I am currently crediting the Deep learning Specialization, and have so far finished the first two courses.
How does one internalize the ideas and be able to implement them freely? For example, in Course 1 we built a neural network from scratch, I understand how to build a neural network and the theory behind it, but if I’m randomly told to implement it from scratch, it’s going to be very laborious to plan and code the whole model, even though I can write down the logic behind the model on paper. It seems to me like this is why there exist frameworks like TensorFlow, but am I losing out on something?
How should I make the best of my time in learning from the specialization? Is it by reading the relevant papers? Implementing each assignment from scratch or maybe something else?
Just for context, I have a master’s degree in mathematics and am hopefully going to be moving on to doctoral studies.
If you are going to apply the techniques you learn in DLS, the usual way is to use a framework like TensorFlow or PyTorch. Since you’ve finished Course 2, you have seen Prof Ng’s introduction to TensorFlow and how to apply it in at least one case. In Courses 4 and 5, you’ll continue to learn more about how to apply TensorFlow. As you have observed, Prof Ng believes that it’s important for us to understand how the algorithms actually work before we switch to using TF. He will follow the same pattern in Course 4: he’ll show us how to build a Convolutional Neural Network ourselves in python and numpy and then we’ll switch to using TensorFlow for more complex solutions. There are a couple of reasons for using this pedagogical method:
You really need to understand the different types of networks, how they work and what types of problems different networks are useful for solving. If you only learn TF, then everything just looks like a recipe based on some “black box” and you miss out on the intuitive understanding of why a given network is the right choice for a particular type of problem.

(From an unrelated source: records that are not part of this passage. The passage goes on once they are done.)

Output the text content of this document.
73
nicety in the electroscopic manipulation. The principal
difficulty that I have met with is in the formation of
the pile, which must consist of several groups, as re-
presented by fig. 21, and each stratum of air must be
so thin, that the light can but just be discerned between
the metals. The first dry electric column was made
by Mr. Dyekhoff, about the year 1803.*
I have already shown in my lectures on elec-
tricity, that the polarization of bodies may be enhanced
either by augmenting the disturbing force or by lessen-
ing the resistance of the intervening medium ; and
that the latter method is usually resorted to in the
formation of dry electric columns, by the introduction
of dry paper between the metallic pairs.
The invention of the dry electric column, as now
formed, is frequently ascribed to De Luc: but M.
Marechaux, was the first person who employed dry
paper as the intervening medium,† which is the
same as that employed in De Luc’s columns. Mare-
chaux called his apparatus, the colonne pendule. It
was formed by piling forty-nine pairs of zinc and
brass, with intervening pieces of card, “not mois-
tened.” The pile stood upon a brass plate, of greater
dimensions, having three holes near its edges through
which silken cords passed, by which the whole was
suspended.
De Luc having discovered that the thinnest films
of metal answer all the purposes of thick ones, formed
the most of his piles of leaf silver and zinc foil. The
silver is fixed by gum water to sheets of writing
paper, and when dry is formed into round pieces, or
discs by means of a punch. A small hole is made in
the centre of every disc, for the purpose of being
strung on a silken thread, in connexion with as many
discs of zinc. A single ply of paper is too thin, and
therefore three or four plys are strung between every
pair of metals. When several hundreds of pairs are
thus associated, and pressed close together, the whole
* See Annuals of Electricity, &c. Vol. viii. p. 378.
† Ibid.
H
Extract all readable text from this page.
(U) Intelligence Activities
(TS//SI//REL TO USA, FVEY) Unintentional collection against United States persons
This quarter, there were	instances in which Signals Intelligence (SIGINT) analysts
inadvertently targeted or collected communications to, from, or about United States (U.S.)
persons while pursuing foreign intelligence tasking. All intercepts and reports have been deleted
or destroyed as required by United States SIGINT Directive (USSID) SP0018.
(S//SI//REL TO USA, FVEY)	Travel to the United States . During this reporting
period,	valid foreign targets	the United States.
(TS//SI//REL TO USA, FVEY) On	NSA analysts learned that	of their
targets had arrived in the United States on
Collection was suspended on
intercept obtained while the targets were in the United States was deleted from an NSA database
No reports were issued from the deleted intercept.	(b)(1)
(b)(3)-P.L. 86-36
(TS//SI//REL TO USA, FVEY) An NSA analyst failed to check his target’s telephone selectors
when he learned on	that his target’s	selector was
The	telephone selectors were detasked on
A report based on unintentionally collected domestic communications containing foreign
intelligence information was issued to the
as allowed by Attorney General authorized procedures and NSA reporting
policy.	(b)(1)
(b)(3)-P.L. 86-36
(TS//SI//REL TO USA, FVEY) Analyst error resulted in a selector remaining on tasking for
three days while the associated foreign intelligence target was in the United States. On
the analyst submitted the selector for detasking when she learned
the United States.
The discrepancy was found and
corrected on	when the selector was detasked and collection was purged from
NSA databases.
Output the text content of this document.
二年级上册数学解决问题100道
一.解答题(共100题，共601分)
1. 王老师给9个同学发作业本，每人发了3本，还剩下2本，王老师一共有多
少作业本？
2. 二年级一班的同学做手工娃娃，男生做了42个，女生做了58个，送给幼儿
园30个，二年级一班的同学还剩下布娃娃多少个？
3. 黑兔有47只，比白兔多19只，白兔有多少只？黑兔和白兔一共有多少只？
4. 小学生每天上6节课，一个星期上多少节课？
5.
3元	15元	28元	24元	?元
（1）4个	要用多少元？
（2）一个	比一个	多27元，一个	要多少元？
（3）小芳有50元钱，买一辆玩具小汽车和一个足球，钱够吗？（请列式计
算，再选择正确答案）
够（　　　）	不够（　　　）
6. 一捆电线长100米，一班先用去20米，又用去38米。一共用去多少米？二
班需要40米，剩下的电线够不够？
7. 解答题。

The second level of issues is that solving real world problems is not always a simple “cookie cutter” process. Frequently you find that the first thing you try doesn’t work very well or perhaps it sort of works, but needs some serious adjustment or tuning. If you only know things at the level of TF APIs, then you may not have the intuition for which direction to go when the first thing you try doesn’t work so well. Having some understanding of what’s actually happening with the algorithms gives you a better chance of having useful intuitions about how to get to a real working solution.
The state of the art these days is pretty advanced, so creating all the algorithms yourself from scratch is just too much work. It’s a better approach to let the TF and PyTorch (and other platform) developers implement all the state of the art algorithms in a well tested and performance tuned framework. But knowing how to apply those state of the art algorithms also requires the knowledge the Prof Ng is giving us in these courses.
@paulinpaloalto Thanks for the elaborate reply!
Given enough time, I can implement the algorithms from scratch, Would you recommend that I rebuild a neural network from scratch without looking at the given notebook?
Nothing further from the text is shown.